Apollo Group Inc. (APOL) has entered a sale-leaseback agreement for its Phoenix headquarters, as it continues to seek cost savings amid declining student enrollment and regulatory changes.

According to a securities filing, the for-profit college operator agreed to sell 600,000 square feet of office space to a unit of Cole Real Estate Investments for $170 million. Apollo then will lease the properties back at an annual rate of $12 million, with 2% increases each subsequent year. The lease life is 20 years.

Apollo expects $28 million in gains on the sale, to be realized throughout the life of the lease.

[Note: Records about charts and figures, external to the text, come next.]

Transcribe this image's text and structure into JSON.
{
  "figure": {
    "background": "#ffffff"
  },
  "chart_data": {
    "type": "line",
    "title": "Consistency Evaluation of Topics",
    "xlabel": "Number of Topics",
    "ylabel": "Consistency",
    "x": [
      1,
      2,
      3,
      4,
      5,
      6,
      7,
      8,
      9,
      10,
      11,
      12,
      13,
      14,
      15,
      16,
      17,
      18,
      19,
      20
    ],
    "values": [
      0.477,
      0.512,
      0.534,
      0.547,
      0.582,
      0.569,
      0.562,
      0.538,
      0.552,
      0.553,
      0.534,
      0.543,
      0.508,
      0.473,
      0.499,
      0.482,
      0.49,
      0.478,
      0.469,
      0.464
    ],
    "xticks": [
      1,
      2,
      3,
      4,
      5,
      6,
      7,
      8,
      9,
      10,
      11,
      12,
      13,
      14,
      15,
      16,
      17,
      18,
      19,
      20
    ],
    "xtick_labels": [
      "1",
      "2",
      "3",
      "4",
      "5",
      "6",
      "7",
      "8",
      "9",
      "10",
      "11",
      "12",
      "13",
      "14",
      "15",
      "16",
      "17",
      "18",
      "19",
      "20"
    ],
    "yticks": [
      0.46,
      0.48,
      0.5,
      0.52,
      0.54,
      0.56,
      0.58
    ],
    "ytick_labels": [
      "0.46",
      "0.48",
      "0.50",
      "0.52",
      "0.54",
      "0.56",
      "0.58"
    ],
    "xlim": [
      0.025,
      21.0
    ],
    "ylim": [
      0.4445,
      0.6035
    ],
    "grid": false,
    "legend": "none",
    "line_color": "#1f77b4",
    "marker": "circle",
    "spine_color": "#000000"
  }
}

"We are taking many steps to optimize the structure of our current real estate portfolio, and we will continue to execute on opportunities to improve our space utilization and market leasing terms," spokesman Manny Rivera said in an emailed statement.

A representative from Cole wasn't immediately available for comment.

Apollo, whose schools include University of Phoenix, has been trying to cut costs as its student body shrinks and marketing expenses increase. The company tightened its admissions standards after it and peers were criticized for lax practices and poor student-loan repayment rates. Apollo also is facing higher advertising costs and more competition in attracting high-quality students who stand a chance of completing the programs. In January, Apollo reported fiscal first-quarter new-student enrollment tumbled by 42.4%, with overall enrollment off 3.8% to 438,100.

Apollo reports fiscal second quarter results on Tuesday.